The written notice must inform the County of the reasons for the leave, the anticipated duration of the leave and the anticipated start of the leave.
The employee shall consult with the County and make a reasonable effort to schedule any planned medical treatment or supervision so as to minimize disruption to department operations.
8.22.9 Medical Certification
An employee’s request for family care and medical leave to care for a child, a spouse, or a parent who has a serious health condition shall be supported by a certification issued by the health care provider of the individual requiring care. If additional leave is required after the expiration of the time originally estimated by the health care provider, the employee shall provide the County with recertification by the health care provider.

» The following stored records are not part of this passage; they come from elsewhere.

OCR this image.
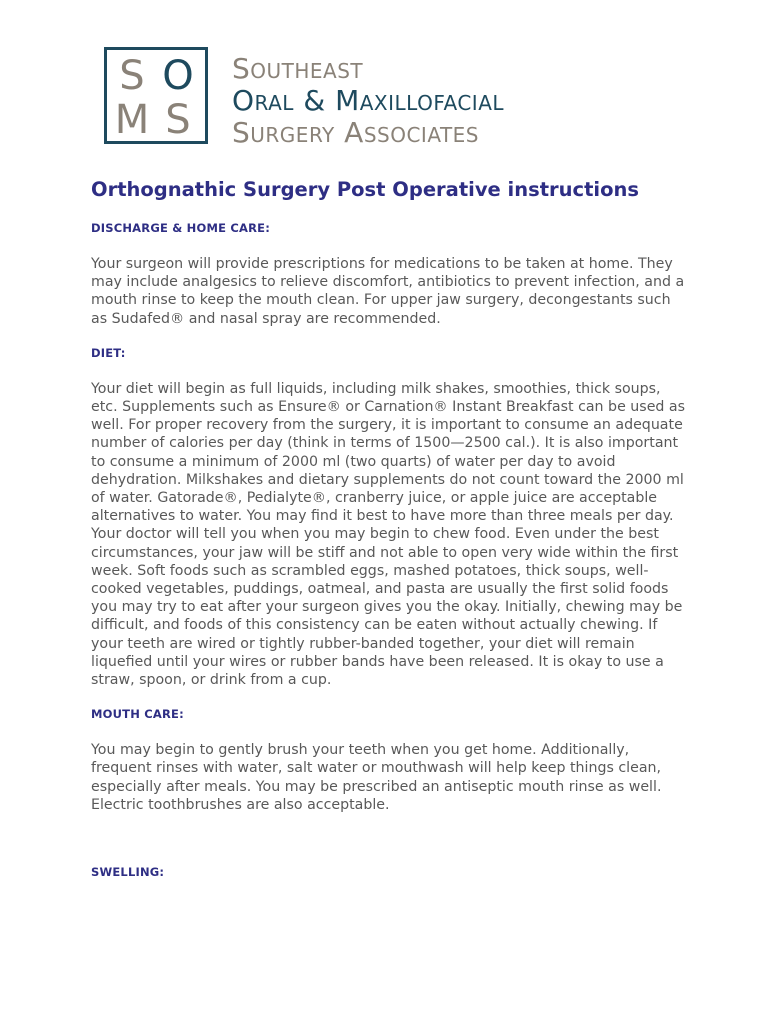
S O
M S
Southeast
Oral & Maxillofacial
Surgery Associates
Orthognathic Surgery Post Operative instructions
DISCHARGE & HOME CARE:

Your surgeon will provide prescriptions for medications to be taken at home. They may include analgesics to relieve discomfort, antibiotics to prevent infection, and a mouth rinse to keep the mouth clean. For upper jaw surgery, decongestants such as Sudafed® and nasal spray are recommended.

DIET:

Your diet will begin as full liquids, including milk shakes, smoothies, thick soups, etc. Supplements such as Ensure® or Carnation® Instant Breakfast can be used as well. For proper recovery from the surgery, it is important to consume an adequate number of calories per day (think in terms of 1500—2500 cal.). It is also important to consume a minimum of 2000 ml (two quarts) of water per day to avoid dehydration. Milkshakes and dietary supplements do not count toward the 2000 ml of water. Gatorade®, Pedialyte®, cranberry juice, or apple juice are acceptable alternatives to water. You may find it best to have more than three meals per day. Your doctor will tell you when you may begin to chew food. Even under the best circumstances, your jaw will be stiff and not able to open very wide within the first week. Soft foods such as scrambled eggs, mashed potatoes, thick soups, well-cooked vegetables, puddings, oatmeal, and pasta are usually the first solid foods you may try to eat after your surgeon gives you the okay. Initially, chewing may be difficult, and foods of this consistency can be eaten without actually chewing. If your teeth are wired or tightly rubber-banded together, your diet will remain liquefied until your wires or rubber bands have been released. It is okay to use a straw, spoon, or drink from a cup.

MOUTH CARE:

You may begin to gently brush your teeth when you get home. Additionally, frequent rinses with water, salt water or mouthwash will help keep things clean, especially after meals. You may be prescribed an antiseptic mouth rinse as well. Electric toothbrushes are also acceptable.

SWELLING:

An employee’s request for family care and medical leave because of employee’s own serious health condition shall be supported by a certification issued by the employee’s health care provider.
As a condition of an employee’s return from leave taken because of the employee’s own serious health condition, the employee is required to obtain certification from the employee’s care provider that the employee is able to resume work.

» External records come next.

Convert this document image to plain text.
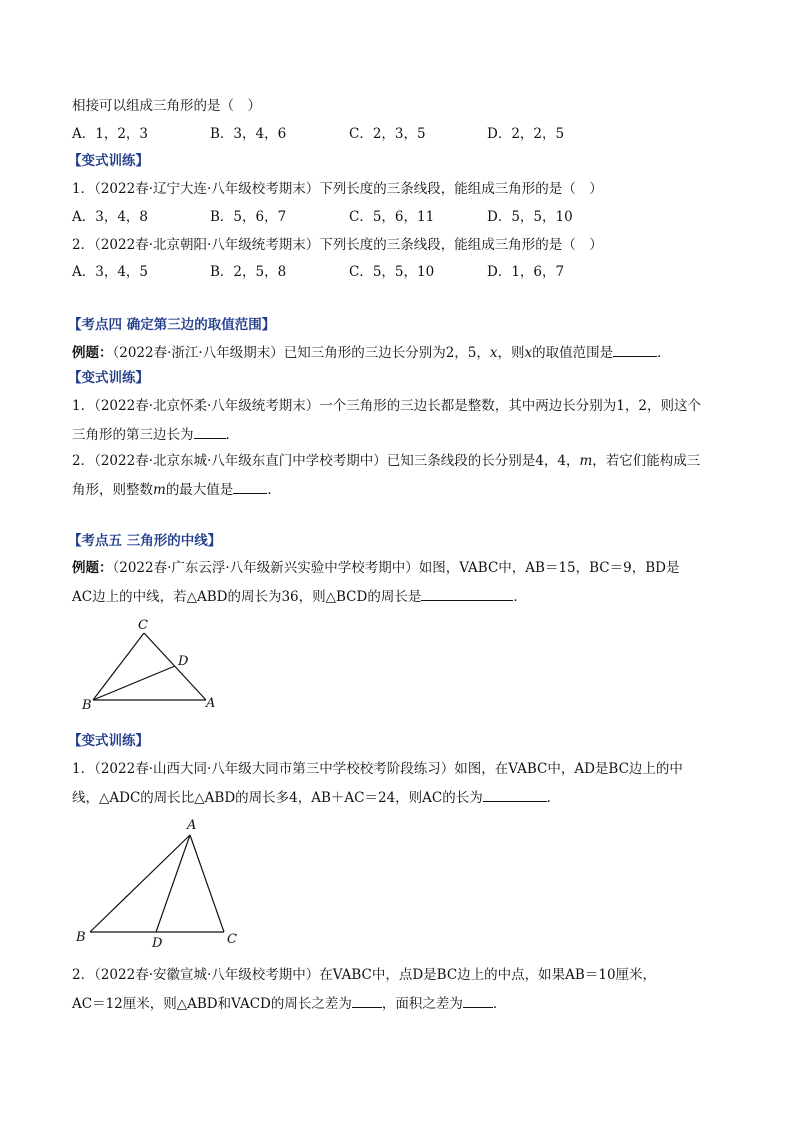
相接可以组成三角形的是（　）
A．1，2，3	B．3，4，6	C．2，3，5	D．2，2，5
【变式训练】
1．（2022春·辽宁大连·八年级校考期末）下列长度的三条线段，能组成三角形的是（　）
A．3，4，8	B．5，6，7	C．5，6，11	D．5，5，10
2．（2022春·北京朝阳·八年级统考期末）下列长度的三条线段，能组成三角形的是（　）
A．3，4，5	B．2，5，8	C．5，5，10	D．1，6，7
【考点四 确定第三边的取值范围】
例题：（2022春·浙江·八年级期末）已知三角形的三边长分别为2，5，x，则x的取值范围是	．
【变式训练】
1．（2022春·北京怀柔·八年级统考期末）一个三角形的三边长都是整数，其中两边长分别为1，2，则这个
三角形的第三边长为 ．
2．（2022春·北京东城·八年级东直门中学校考期中）已知三条线段的长分别是4，4，m，若它们能构成三
角形，则整数m的最大值是	．
【考点五 三角形的中线】
例题：（2022春·广东云浮·八年级新兴实验中学校考期中）如图，VABC中，AB＝15，BC＝9，BD是
AC边上的中线，若△ABD的周长为36，则△BCD的周长是	．
C
D
B	A
【变式训练】
1．（2022春·山西大同·八年级大同市第三中学校校考阶段练习）如图，在VABC中，AD是BC边上的中
线，△ADC的周长比△ABD的周长多4，AB＋AC＝24，则AC的长为	．
A
B	D	C
2．（2022春·安徽宣城·八年级校考期中）在VABC中，点D是BC边上的中点，如果AB＝10厘米，
AC＝12厘米，则△ABD和VACD的周长之差为 ，面积之差为 ．
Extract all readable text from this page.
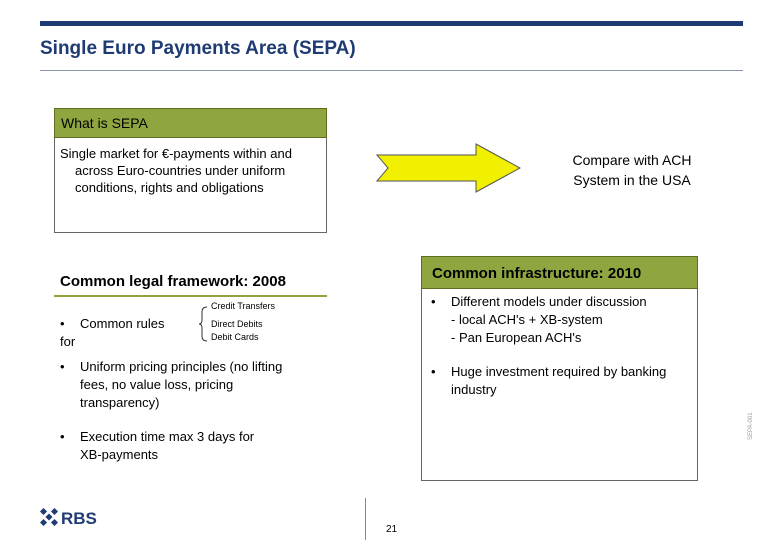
Single Euro Payments Area (SEPA)
What is SEPA
Single market for €-payments within and
across Euro-countries under uniform
conditions, rights and obligations
Compare with ACH
System in the USA
Common legal framework: 2008
• Common rules for
Credit Transfers
Direct Debits
Debit Cards
• Uniform pricing principles (no lifting
fees, no value loss, pricing
transparency)
• Execution time max 3 days for
XB-payments
Common infrastructure: 2010
• Different models under discussion
- local ACH's + XB-system
- Pan European ACH's
• Huge investment required by banking
industry
SEPA-001
RBS
21
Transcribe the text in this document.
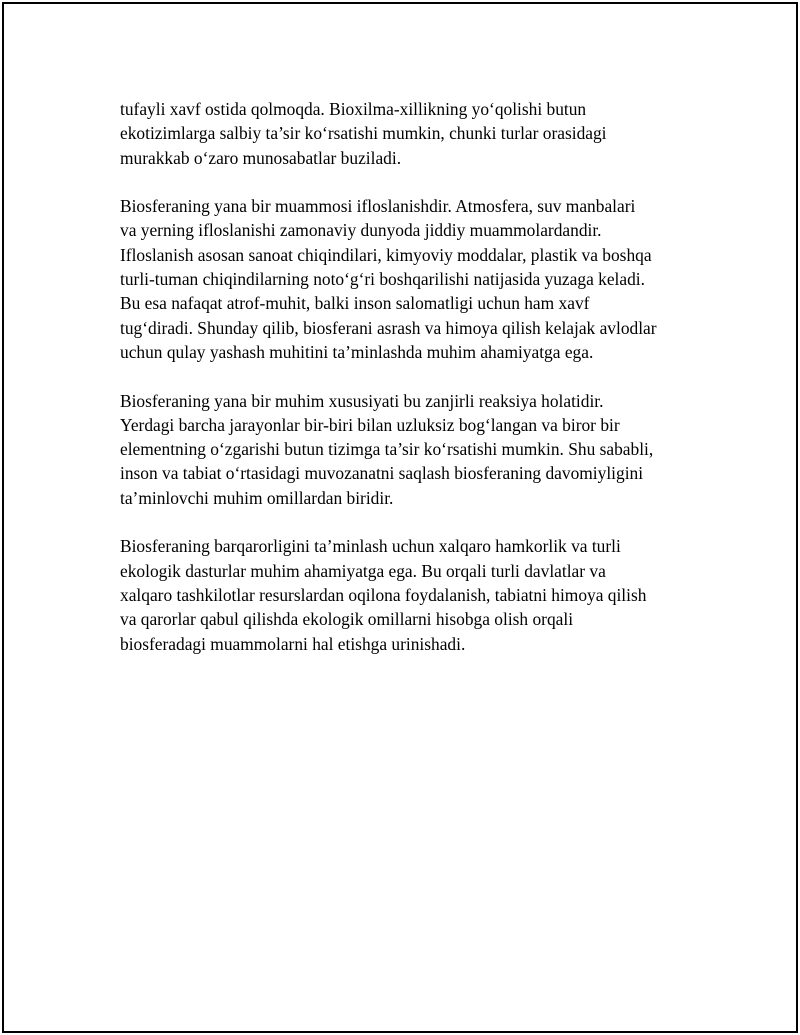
tufayli xavf ostida qolmoqda. Bioxilma-xillikning yo‘qolishi butun
ekotizimlarga salbiy ta’sir ko‘rsatishi mumkin, chunki turlar orasidagi
murakkab o‘zaro munosabatlar buziladi.

Biosferaning yana bir muammosi ifloslanishdir. Atmosfera, suv manbalari
va yerning ifloslanishi zamonaviy dunyoda jiddiy muammolardandir.
Ifloslanish asosan sanoat chiqindilari, kimyoviy moddalar, plastik va boshqa
turli-tuman chiqindilarning noto‘g‘ri boshqarilishi natijasida yuzaga keladi.
Bu esa nafaqat atrof-muhit, balki inson salomatligi uchun ham xavf
tug‘diradi. Shunday qilib, biosferani asrash va himoya qilish kelajak avlodlar
uchun qulay yashash muhitini ta’minlashda muhim ahamiyatga ega.

Biosferaning yana bir muhim xususiyati bu zanjirli reaksiya holatidir.
Yerdagi barcha jarayonlar bir-biri bilan uzluksiz bog‘langan va biror bir
elementning o‘zgarishi butun tizimga ta’sir ko‘rsatishi mumkin. Shu sababli,
inson va tabiat o‘rtasidagi muvozanatni saqlash biosferaning davomiyligini
ta’minlovchi muhim omillardan biridir.

Biosferaning barqarorligini ta’minlash uchun xalqaro hamkorlik va turli
ekologik dasturlar muhim ahamiyatga ega. Bu orqali turli davlatlar va
xalqaro tashkilotlar resurslardan oqilona foydalanish, tabiatni himoya qilish
va qarorlar qabul qilishda ekologik omillarni hisobga olish orqali
biosferadagi muammolarni hal etishga urinishadi.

Employees are required to use the medical certification forms available from the County Human Resources Department to meet the certification and recertification requirements of this section.
8.22.10 Employee’s Status on Returning From Leave
Except as provided by law, on return from family care and medical leave, an employee is entitled to be returned to the same or equivalent position the employee held when leave commenced, or to an equivalent position with equivalent benefits, pay, and other terms and conditions of employment. An employee has no right to return to the same position. Use of family care and medical leave will not result in the loss of any employment benefit that accrued prior to the start of an eligible employee’s FMLA/CFRA leave.
8.22.11 FMLA/CFRA Procedures, Definitions and Forms
A description of the required process and procedures to follow for intermittent leave and reduced leave schedules, forms to use when requesting family care and medical leave, and applicable definitions are included in the County Medical Leave Policy and found on the County Human Resources Department website, and are available from the Human Resources Department. The provisions of this Article 8 are subject to Article 18, Grievance Procedure, of this MOU, but the County Medical Leave Policy is not subject to Article 18, Grievance Procedure, of this MOU.
This Section 8.21 shall be interpreted as the legal minimum family care and medical leave available to eligible employees. The County may grant additional leave without pay provided it is consistent with the applicable provisions of the Sonoma County Civil Service Rules, County leave policies, Section 8.20, and other provisions of this memorandum.